Cuando por fin éste se fue, Marta pensó que al fin podría descansar, en ese
instante sonó el timbre de la puerta. Miró por la mirilla. Era Norberto.
-Pasa, te estaba esperando….
Y parecerá increíble, pero esta situación llegó a
repetirse hasta cuatro veces. El tiempo se había detenido y se repetía sin
cesar. Cada vez que Marta regresaba a su casa volvía a encontrarse con el misterioso
Norberto que, en un arranque de sinceridad, parecía venir a confesarle sus
tretas con, por y para conseguir la obra de la maga Benita. Sentía que la
situación hubiese entrado en un bucle espacio-temporal. Marta creyó encontrarse
atrapada en su propia realidad junto con una increíble pesadilla. Todo sucedía
al mismo tiempo una y otra vez.
No sabía cómo detener aquella situación y cuando
parecía que volvía a repetirse por quinta vez, de repente, sonó el teléfono de
su casa. Marta descolgó.
“Regresa. Te esperamos.”
Esas
fueron las únicas palabras que pudo entender.
Colgó el auricular. Sonó el timbre de la puerta. Marta no se movió.
Volvió a
sonar el timbre, pero, esta vez, no fue a abrir la puerta. Se sentó en
el sofá.
Dejó que sonara el timbre de la puerta hasta que se hizo el silencio.

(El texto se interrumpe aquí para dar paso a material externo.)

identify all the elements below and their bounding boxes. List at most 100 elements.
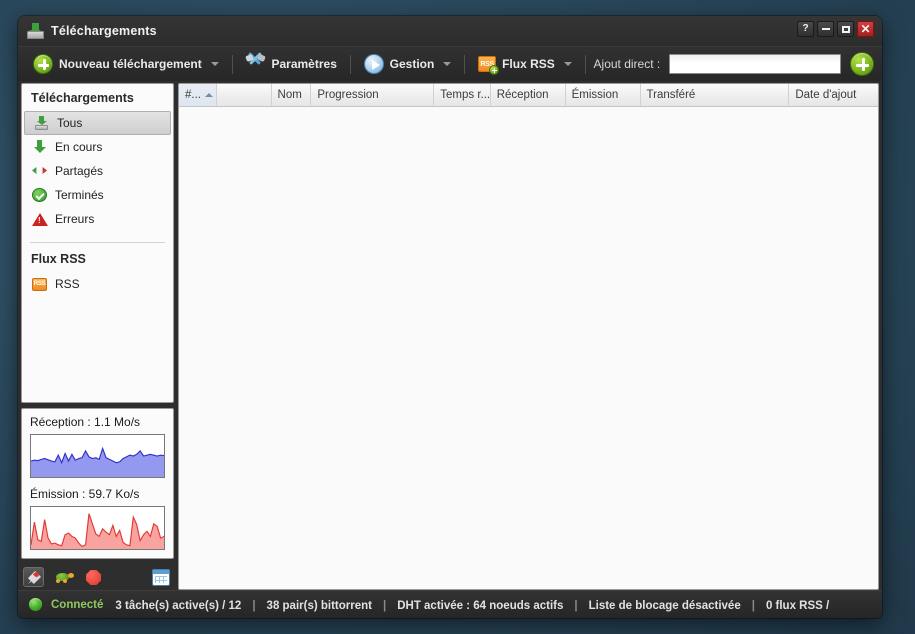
- table-column-transf-r[interactable]: Transféré: [641, 84, 790, 106]
- status-separator: |: [751, 599, 755, 612]
- chevron-down-icon[interactable]: [443, 62, 452, 66]
- speed-rocket-icon[interactable]: [23, 567, 44, 587]
- connection-status-label: Connecté: [51, 598, 104, 611]
- sidebar-divider: [30, 242, 165, 243]
- download-tray-icon: [27, 22, 44, 40]
- scheduler-calendar-icon: [152, 568, 170, 586]
- table-column-mission[interactable]: Émission: [566, 84, 641, 106]
- upload-speed-label: Émission : 59.7 Ko/s: [30, 487, 140, 501]
- tray-download-icon: [34, 116, 49, 130]
- sidebar-downloads-header: Téléchargements: [31, 91, 134, 105]
- column-label: Temps r...: [440, 89, 491, 101]
- download-speed-label: Réception : 1.1 Mo/s: [30, 415, 141, 429]
- sidebar: Téléchargements Tous En cours Partagés T…: [21, 83, 174, 590]
- main-toolbar: Nouveau téléchargement Paramètres Gestio…: [18, 46, 882, 81]
- close-icon: ✕: [860, 22, 871, 36]
- toolbar-divider: [349, 54, 351, 74]
- sidebar-item-downloading[interactable]: En cours: [23, 135, 172, 159]
- settings-label: Paramètres: [271, 57, 337, 71]
- table-column-temps-r[interactable]: Temps r...: [434, 84, 491, 106]
- direct-add-input[interactable]: [669, 54, 842, 74]
- upload-graph-svg: [31, 513, 164, 549]
- close-button[interactable]: ✕: [857, 21, 874, 37]
- plus-circle-icon: [33, 54, 53, 74]
- sidebar-item-completed[interactable]: Terminés: [23, 183, 172, 207]
- management-label: Gestion: [389, 57, 435, 71]
- tools-icon: [245, 52, 267, 73]
- window-body: Téléchargements Tous En cours Partagés T…: [18, 81, 882, 590]
- window-title: Téléchargements: [51, 24, 157, 38]
- title-bar: Téléchargements ? ✕: [18, 16, 882, 46]
- column-label: Date d'ajout: [795, 89, 857, 101]
- red-warning-triangle-icon: [32, 212, 48, 226]
- column-label: Nom: [277, 89, 302, 101]
- settings-button[interactable]: Paramètres: [240, 52, 341, 76]
- status-separator: |: [574, 599, 578, 612]
- table-column-header: #... Nom Progression Temps r... Réception Émi…: [179, 84, 878, 107]
- column-label: Réception: [496, 89, 549, 101]
- speed-turtle-icon[interactable]: [53, 567, 74, 587]
- table-column-progression[interactable]: Progression: [311, 84, 435, 106]
- rss-badge-icon: RSS: [32, 277, 47, 291]
- maximize-button[interactable]: [837, 21, 854, 37]
- table-column-blank[interactable]: [217, 84, 272, 106]
- status-separator: |: [252, 599, 256, 612]
- direct-add-button[interactable]: [850, 52, 875, 76]
- sidebar-item-label: En cours: [55, 140, 103, 154]
- direct-add-label: Ajout direct :: [593, 57, 661, 71]
- sidebar-item-label: Tous: [57, 116, 83, 130]
- sidebar-nav-panel: Téléchargements Tous En cours Partagés T…: [21, 83, 174, 403]
- sidebar-item-shared[interactable]: Partagés: [23, 159, 172, 183]
- sort-ascending-icon: [204, 93, 213, 97]
- table-column-date-d-ajout[interactable]: Date d'ajout: [789, 84, 878, 106]
- table-column-r-ception[interactable]: Réception: [491, 84, 566, 106]
- download-graph-svg: [31, 446, 164, 477]
- new-download-button[interactable]: Nouveau téléchargement: [28, 51, 224, 77]
- sidebar-item-label: Partagés: [55, 164, 104, 178]
- management-button[interactable]: Gestion: [359, 51, 457, 77]
- play-circle-icon: [363, 54, 384, 74]
- status-segment: 0 flux RSS /: [765, 599, 830, 612]
- table-column-nom[interactable]: Nom: [272, 84, 312, 106]
- column-label: #...: [185, 89, 201, 101]
- rss-feeds-label: Flux RSS: [502, 57, 555, 71]
- sidebar-rss-header: Flux RSS: [31, 252, 86, 266]
- status-segment: 3 tâche(s) active(s) / 12: [115, 599, 242, 612]
- sidebar-item-rss[interactable]: RSS RSS: [23, 272, 172, 296]
- chevron-down-icon[interactable]: [563, 62, 572, 66]
- sidebar-item-all[interactable]: Tous: [24, 111, 171, 135]
- sidebar-item-label: Terminés: [55, 188, 104, 202]
- green-check-circle-icon: [32, 188, 47, 202]
- sidebar-item-label: Erreurs: [55, 212, 95, 226]
- stop-octagon-icon[interactable]: [83, 567, 104, 587]
- rss-add-icon: RSS: [478, 56, 500, 75]
- column-label: Transféré: [646, 89, 696, 101]
- speed-mode-toolbar: [21, 564, 174, 590]
- toolbar-divider: [464, 54, 466, 74]
- status-segment: 38 pair(s) bittorrent: [266, 599, 372, 612]
- help-button[interactable]: ?: [797, 21, 814, 37]
- status-segments: 3 tâche(s) active(s) / 12 | 38 pair(s) bit…: [115, 596, 829, 614]
- toolbar-divider: [231, 54, 233, 74]
- table-column-[interactable]: #...: [179, 84, 217, 106]
- column-label: Progression: [317, 89, 379, 101]
- scheduler-calendar-button[interactable]: [152, 568, 170, 586]
- connection-status-icon: [29, 598, 42, 611]
- window-controls: ? ✕: [797, 21, 874, 37]
- sidebar-item-errors[interactable]: Erreurs: [23, 207, 172, 231]
- chevron-down-icon[interactable]: [210, 62, 219, 66]
- minimize-button[interactable]: [817, 21, 834, 37]
- sidebar-item-label: RSS: [55, 277, 80, 291]
- share-arrows-icon: [32, 164, 47, 178]
- status-separator: |: [382, 599, 387, 612]
- download-speed-graph: [30, 434, 165, 478]
- application-window: Téléchargements ? ✕ Nouveau téléchargeme…: [18, 16, 882, 618]
- downloads-list-panel: #... Nom Progression Temps r... Réception Émi…: [178, 83, 879, 590]
- status-bar: Connecté 3 tâche(s) active(s) / 12 | 38 pa…: [18, 590, 882, 618]
- toolbar-divider: [584, 54, 586, 74]
- rss-feeds-button[interactable]: RSS Flux RSS: [473, 53, 577, 75]
- status-segment: DHT activée : 64 noeuds actifs: [397, 599, 564, 612]
- downloads-list-body[interactable]: [179, 107, 878, 589]
- status-segment: Liste de blocage désactivée: [588, 599, 741, 612]
- green-down-arrow-icon: [32, 140, 47, 154]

Poco después se acercó a la ventana y vio a Norberto como se alejaba
hasta pederlo de vista. Cerró
los ojos.
-¡Por fin terminó todo! –Pensó aliviada.
En ese instante, el silencio se rompió con la inconfundible risa del niño llamado Diablillo.
En ese instante, el silencio se rompió con la inconfundible risa del niño llamado Diablillo.